A cura dell’Istituto Nazionale di Architettura – L’In/Arch esprime alla città di Genova il proprio profondo compiacimento per l’ormai prossima ultimazione del nuovo Viadotto sul Polcevera, che porrà termine a una strozzatura del sistema della mobilità che molti disagi ha creato alla cittadinanza tutta.
Esprime altresì i migliori auguri all’amico Renzo Piano, che ha contribuito a portare a termine un’operazione progettuale rilevante e complessa.
La soddisfazione che accompagna legittimamente questa circostanza non deve però far dimenticare una scelta tecnologicamente, culturalmente e urbanisticamente non condivisibile.
Continuiamo a deplorare il mancato restauro di un capolavoro dell’architettura e dell’ingegneria del Novecento come il Viadotto Morandi – sulla cui fattibilità si erano pronunciati esperti in conservazione delle strutture moderne di assoluta affidabilità – e la mancata reintegrazione del tratto crollato con un’opera davvero espressiva della “leggerezza” propria al nostro tempo.
Continuiamo a deplorare la mancata trasformazione del viadotto preesistente, reintegrato, in infrastruttura urbana complessa – dedicata alla circolazione veicolare locale, ma anche e soprattutto a quella ciclabile e pedonale – e la conseguente privazione della città di una piazza lineare affacciata sul mare davvero “mozzafiato”.

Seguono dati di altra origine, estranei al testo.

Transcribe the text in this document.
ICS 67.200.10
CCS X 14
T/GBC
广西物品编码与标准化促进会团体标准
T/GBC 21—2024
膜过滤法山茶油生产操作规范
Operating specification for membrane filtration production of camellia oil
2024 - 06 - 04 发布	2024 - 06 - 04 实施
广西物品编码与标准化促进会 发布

Continuiamo a deplorare la mancata realizzazione di un’arteria a scorrimento veloce tangenziale all’abitato urbano, confermando invece un tracciato autostradale che, proprio perché attraversa un insediamento intensamente abitato, avrebbe dovuto essere cambiato.
Se dunque la pur legittima euforia del momento non deve condurre alla rimozione di una memoria davvero scomoda per contenuto e modalità procedurali, pericolosissima appare l’assunzione della procedura che ha condotto alla rapida esecuzione del nuovo Viadotto sul Polcevera, quale modello per ogni realizzazione, pubblica o privata: un’aggiudicazione attraverso una selezione a inviti fortemente discussa e discutibile e una sospensione completa di tutti i dispositivi di legge, relativi al controllo tecnico e gestionale dei lavori in corso d’opera, non costituiscono un’alternativa credibile alla giungla burocratica che pur drammaticamente tiene in ostaggio il mondo delle costruzioni.
Le deroghe applicate al singolo caso non risolvono i problemi della paralisi delle opere pubbliche.
Se si ottengono risultati solo derogando alle regole vigenti vuol dire che tali regole non funzionano.
Occorre evitare di ricorrere a procedure eccezionali – come la sospensione di molte (troppe?) garanzie costituzionali ai tempi dell’emergenza Covid-19 – mentre è indispensabile superare la giungla burocratica attraverso la predisposizione di una nuova normativa delle costruzioni agile e rigorosa.